We are constantly pulled away from alone-ness in society. We are told that we need to extrovert ourselves, that to be a 'loner' is wrong and that a life alone is not a life at all. And yet we need this alone-ness. We need to pull away as Christ did to find ourselves, to find our identity, and through that we will find our vocation; for our true vocation is where the deep yearnings of our heart meet a deep need in the world. In this however we also learn how much we differ from each other, and how isolated we truly are. Merton summarizes this in a paradox:

the more richly a person lives, the more lonely, in a sense, he becomes. And as a person, in this formative isolation, becomes more able to appreciate the moods and feelings of others, he also becomes more able to have meaningful relationships with them.

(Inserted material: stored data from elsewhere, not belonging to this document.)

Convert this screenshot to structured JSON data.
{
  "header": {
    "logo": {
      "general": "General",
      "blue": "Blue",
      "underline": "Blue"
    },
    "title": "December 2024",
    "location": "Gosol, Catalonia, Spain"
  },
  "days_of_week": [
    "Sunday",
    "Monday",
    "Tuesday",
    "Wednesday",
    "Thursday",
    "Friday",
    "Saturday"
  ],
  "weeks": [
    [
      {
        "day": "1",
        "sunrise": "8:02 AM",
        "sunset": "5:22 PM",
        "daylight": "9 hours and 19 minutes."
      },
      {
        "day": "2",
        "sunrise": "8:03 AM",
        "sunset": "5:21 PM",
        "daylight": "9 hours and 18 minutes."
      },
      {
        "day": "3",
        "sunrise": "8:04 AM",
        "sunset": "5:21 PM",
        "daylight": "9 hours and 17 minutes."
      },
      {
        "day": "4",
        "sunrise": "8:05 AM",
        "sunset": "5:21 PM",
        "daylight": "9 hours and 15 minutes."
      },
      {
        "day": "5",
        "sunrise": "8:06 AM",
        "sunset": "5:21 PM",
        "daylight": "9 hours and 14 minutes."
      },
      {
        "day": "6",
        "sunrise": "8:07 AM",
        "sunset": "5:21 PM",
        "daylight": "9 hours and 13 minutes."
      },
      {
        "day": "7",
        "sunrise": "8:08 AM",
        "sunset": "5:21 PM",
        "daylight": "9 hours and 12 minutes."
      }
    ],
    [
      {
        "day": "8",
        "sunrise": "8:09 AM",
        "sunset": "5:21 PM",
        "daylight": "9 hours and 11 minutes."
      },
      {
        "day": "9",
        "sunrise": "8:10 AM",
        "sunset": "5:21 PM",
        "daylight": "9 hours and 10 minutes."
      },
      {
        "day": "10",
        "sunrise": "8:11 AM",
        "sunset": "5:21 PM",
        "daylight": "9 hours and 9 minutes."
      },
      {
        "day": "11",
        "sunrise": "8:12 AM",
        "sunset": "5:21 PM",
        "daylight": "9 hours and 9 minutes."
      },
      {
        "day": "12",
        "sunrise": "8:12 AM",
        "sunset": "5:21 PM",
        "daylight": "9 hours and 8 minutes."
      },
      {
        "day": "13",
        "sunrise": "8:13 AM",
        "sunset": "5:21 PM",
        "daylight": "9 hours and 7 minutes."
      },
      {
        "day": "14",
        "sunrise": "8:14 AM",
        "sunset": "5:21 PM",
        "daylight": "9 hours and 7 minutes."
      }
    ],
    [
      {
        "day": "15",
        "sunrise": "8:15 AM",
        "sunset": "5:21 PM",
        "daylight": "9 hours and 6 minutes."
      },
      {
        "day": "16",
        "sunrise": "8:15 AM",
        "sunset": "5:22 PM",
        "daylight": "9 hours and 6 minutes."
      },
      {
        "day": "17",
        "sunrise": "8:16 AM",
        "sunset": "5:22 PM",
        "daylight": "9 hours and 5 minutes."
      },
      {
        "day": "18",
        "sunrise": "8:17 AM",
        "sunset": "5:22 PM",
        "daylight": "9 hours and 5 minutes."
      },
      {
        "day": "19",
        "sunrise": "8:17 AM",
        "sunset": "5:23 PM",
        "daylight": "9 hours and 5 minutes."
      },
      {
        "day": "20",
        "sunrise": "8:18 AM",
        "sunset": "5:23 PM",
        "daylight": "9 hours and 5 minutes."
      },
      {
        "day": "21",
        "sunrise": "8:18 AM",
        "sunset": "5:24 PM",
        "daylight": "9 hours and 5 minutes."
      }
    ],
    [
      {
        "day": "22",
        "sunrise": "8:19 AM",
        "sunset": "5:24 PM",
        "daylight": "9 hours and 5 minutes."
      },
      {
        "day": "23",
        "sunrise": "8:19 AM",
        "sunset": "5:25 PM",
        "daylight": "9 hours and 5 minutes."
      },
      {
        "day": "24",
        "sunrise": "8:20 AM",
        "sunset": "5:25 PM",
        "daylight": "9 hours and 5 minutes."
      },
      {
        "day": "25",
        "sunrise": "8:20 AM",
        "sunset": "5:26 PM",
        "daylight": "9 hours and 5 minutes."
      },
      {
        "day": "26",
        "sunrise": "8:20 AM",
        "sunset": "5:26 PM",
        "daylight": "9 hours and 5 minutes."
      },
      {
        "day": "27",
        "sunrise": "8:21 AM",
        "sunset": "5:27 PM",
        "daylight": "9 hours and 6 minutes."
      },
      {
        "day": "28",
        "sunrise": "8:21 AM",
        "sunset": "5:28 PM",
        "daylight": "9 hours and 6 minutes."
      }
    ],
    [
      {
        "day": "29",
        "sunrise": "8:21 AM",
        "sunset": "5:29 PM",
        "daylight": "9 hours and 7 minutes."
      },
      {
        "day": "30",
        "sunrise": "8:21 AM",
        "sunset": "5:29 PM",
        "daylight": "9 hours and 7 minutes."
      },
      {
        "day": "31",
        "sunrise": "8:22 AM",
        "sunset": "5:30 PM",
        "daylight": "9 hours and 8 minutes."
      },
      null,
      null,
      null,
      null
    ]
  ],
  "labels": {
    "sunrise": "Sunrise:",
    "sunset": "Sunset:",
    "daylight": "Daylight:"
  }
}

And since we are continually encouraged to make our lives easier, and not more difficult we all too often try to evade this by running with the heard, and at all costs staying away from loneliness and solitude. Sometimes we will even run to each other and try to explore our identities together, but in such we are still leaving behind the solitude and loneliness which we need to truly live the rich lives we feel drawn towards. So we settle for what we can, rarely what is best designed for us, and simply what is most easily attainable.


Pulling this back, how do we live in the way in which God intends for us to live? Has He not made each one of us purely unique, and in that should we not honor Him by seeking this out? The question has moved from being about vocation to being about identity; that is where our vocations will pour out of.

Solitude, loneliness, silence, alone. The good and pure water that these words should evoke in our souls has been poisoned by a world which sees them as everything which is wrong. And yet, the world still doesn't realize - or more accurately don't know - that these are the things which will bring healing. I am terrified by these words still. It goes against everything I have been looking for in life. I have spent years striving to find a wife so that when I come home I won't be alone; and the Lord blesses me with daily solitude and aloneness, and I disregard these gifts. I look for ways to fill up my time with movies and music; and I miss the still soft voice of God.

Jesus,


Your life is a model of how I should live. You so often pulled yourself away from those around you in order to seek and preserve your identity. The importance of silence and solitude is so evident and yet I long for noise and busyness. Forgive me for the errors in my ways, for not accepting the gifts of aloneness and solitude that you have given me in my life. If this gifts lasts months, years, or until I die please be graceful and continually bring me back to this place I am at - a place that recognizes how sacred and perfect these gifts are.


While my heart pulls me away from these truths, may Your life and actions be evidence of the light. Darken the worlds cries and bring light to your truth. Bring me to a realization of joy when the world tells me to wallow in my aloneness. Bring peace to my soul when the lies surrounding my loneliness want to bring anxiety. And provide wisdom to me when the noises of the world must be pushed aside so that you can bless me with silence and solitude.